Guest view: Cut our taxes and save our jobs

May 17, 2014 

The economic price of the 2011 tax increase was steep, and it put the brakes on the state's jobs recovery.

According to data from the Bureau of Labor Statistics, Illinois' monthly job creation dramatically slowed since the 2011 tax increase. Meanwhile, the rest of the country has accelerated its recovery and jobs growth.

The Great Recession of 2008 hit Illinois hard. One in 12 private-sector jobs in the state was wiped out -- 400,000 jobs were lost in total. Middle-class families and new college graduates were put on the defensive.

Finally, in January 2010, Illinois began to go back to work.

The Land of Lincoln bounced back better than most states. Illinois ranked fifth in the Midwest for private-sector job creation and 14th in the nation.
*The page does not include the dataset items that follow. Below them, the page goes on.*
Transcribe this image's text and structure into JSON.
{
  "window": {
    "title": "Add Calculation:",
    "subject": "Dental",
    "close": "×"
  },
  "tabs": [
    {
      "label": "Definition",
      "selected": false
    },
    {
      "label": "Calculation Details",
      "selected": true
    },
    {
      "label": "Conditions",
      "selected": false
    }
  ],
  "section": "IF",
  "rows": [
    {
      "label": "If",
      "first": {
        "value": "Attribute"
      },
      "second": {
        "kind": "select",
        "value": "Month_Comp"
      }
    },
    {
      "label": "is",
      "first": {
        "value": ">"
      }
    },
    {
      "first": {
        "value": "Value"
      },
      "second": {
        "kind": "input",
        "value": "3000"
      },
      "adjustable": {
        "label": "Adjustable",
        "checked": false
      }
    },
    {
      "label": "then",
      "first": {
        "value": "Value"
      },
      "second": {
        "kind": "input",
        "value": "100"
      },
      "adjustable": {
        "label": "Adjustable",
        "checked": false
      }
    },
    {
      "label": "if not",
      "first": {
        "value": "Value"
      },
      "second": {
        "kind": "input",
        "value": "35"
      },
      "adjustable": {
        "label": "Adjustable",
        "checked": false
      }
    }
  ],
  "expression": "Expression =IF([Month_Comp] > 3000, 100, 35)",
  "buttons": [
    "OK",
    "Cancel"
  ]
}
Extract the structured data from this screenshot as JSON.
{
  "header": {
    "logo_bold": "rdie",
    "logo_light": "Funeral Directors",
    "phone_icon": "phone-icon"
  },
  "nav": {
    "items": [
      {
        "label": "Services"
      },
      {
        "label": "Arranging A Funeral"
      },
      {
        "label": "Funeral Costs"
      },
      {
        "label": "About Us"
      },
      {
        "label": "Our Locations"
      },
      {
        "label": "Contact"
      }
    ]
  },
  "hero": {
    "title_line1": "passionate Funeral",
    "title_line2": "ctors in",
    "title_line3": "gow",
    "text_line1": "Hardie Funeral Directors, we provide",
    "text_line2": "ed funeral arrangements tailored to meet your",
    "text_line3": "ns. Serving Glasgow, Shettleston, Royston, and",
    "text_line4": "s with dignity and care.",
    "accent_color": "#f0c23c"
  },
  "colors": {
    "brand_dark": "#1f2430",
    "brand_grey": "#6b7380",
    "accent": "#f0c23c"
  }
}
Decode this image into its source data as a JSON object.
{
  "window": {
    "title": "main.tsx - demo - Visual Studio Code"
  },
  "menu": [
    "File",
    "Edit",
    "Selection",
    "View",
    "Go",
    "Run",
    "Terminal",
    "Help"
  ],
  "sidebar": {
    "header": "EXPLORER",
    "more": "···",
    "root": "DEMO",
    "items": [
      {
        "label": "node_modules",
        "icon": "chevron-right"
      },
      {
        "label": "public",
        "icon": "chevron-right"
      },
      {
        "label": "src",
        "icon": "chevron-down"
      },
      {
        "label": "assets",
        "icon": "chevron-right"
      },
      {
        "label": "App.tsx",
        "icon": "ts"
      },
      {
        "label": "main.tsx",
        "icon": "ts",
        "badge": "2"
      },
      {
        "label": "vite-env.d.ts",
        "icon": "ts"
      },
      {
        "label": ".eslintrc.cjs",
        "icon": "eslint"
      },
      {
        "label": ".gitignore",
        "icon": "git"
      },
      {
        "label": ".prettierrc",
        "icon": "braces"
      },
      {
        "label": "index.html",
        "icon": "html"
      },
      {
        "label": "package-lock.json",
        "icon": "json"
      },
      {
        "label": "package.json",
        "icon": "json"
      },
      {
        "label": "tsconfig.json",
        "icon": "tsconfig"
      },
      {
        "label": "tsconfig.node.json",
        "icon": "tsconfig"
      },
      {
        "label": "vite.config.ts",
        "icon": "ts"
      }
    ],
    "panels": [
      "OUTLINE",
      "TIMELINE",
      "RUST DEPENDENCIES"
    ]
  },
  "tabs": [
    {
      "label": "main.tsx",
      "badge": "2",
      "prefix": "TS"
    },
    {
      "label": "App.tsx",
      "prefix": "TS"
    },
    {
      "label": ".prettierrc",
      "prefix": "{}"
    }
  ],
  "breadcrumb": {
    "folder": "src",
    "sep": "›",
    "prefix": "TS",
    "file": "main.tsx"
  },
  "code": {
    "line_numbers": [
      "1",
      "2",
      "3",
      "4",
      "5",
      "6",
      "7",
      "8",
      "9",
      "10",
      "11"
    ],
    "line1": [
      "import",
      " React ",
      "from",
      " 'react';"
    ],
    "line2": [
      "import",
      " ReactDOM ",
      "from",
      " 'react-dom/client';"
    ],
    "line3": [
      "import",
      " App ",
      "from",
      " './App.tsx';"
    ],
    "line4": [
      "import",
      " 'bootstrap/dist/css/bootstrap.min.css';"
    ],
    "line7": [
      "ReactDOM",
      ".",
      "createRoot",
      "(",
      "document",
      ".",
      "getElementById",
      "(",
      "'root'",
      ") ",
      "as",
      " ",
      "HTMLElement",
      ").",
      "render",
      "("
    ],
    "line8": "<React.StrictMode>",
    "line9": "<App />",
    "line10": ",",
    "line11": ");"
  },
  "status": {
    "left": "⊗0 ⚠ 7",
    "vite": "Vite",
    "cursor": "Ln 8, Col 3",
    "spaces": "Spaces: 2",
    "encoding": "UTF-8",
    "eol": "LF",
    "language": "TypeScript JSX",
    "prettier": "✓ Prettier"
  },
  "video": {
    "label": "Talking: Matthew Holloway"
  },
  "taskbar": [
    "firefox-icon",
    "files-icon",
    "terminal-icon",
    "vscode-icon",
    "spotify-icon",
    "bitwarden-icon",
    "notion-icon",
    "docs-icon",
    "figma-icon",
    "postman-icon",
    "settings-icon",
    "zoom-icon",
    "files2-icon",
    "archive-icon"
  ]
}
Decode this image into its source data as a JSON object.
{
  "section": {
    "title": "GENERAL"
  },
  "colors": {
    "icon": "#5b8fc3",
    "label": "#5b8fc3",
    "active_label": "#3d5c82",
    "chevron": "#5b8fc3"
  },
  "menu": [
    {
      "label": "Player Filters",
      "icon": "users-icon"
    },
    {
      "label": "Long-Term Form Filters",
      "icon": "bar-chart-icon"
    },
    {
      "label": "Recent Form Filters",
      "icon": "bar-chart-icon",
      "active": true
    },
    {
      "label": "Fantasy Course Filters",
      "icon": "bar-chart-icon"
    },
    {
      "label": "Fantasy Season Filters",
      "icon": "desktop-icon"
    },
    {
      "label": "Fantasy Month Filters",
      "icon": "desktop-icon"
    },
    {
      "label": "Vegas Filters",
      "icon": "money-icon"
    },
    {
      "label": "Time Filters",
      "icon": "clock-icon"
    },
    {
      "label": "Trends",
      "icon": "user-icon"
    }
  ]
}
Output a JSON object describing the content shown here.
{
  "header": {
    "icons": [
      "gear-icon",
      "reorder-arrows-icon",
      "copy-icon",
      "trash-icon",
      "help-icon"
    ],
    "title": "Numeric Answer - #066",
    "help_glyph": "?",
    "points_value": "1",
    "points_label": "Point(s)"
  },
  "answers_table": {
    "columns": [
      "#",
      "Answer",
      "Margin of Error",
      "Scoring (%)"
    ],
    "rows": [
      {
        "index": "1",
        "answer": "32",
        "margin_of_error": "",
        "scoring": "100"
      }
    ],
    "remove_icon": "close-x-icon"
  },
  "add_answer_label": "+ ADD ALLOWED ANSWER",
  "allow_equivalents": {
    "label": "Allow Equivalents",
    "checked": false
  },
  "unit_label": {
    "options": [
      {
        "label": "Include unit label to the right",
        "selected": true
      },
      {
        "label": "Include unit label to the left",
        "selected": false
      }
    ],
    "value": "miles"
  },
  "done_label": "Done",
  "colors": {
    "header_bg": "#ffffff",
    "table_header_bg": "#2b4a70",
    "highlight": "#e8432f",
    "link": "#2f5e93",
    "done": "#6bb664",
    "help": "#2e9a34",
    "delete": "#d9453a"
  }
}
Employers were able to create 6,500 jobs per month the year before the recovery.

But just when the state was starting to get back to work, Illinois lawmakers passed the largest income tax increase in state history.

The January 2011 tax increase raised income taxes by 67 percent for families and small businesses. Corporate taxes were increased by 46 percent. Illinois families were left with one less week of take-home pay -- businesses lost a week's worth of income.

The tax increase left fewer dollars for the productive private sector to spend and invest. So Illinoisans spent less, invested less and hired less.

But that wasn't all. The 2011 tax increase showed how politicians planned on paying for the state's drastic pension problems: with tax dollars. Businesses and residents saw that the nation's worst pension crisis would be paid for by Illinois' private sector.

Yet pension liabilities continued to grow. And job creation contracted.

For the 38 months since the tax increase, Illinois created only 4,700 private-sector jobs per month. Since 2011, the rest of the Midwest and the U.S. as a whole created jobs at a faster annual pace than Illinois.

That puts Illinois dead last in the Midwest and 39th nationally for private-sector job creation since January 2011.

There would be another 70,000 private-sector jobs statewide if Illinois had simply maintained its job recovery rate from before the tax increase. If we had accelerated at the same rate as the rest of the U.S., there would be another 165,000 jobs in Illinois today.

Many of those additional jobs were created -- just not in Illinois. A forward-looking businessman knew the tax man would be back for more in the future. That's why so many businesses packed their bags and moved to a different state. Many more planned their expansions elsewhere.

Dozens of large employers, including OfficeMax, Modern Drop Forge, Cosi and AM Manufacturing have left since 2011. On net, Illinois loses one person to other states every 10 minutes.

State lawmakers should not ignore the effects of the 2011 tax increase. Illinois' unemployment rate now stands as the highest in the region.

The Illinois General Assembly has another opportunity to signal to families and businesses how they plan to address long-term spending and pension problems.

The state's tax increase is legally set to expire at the end of 2014. Political leaders promised the tax increase would be temporary; the fact that politicians are considering making it permanent puts the state's credibility on the line with job creators and investors.

Illinois lawmakers shouldn't make the same mistake again. We can't afford it.

Michael Lucci is the director of jobs and growth policy at the Illinois Policy Institute.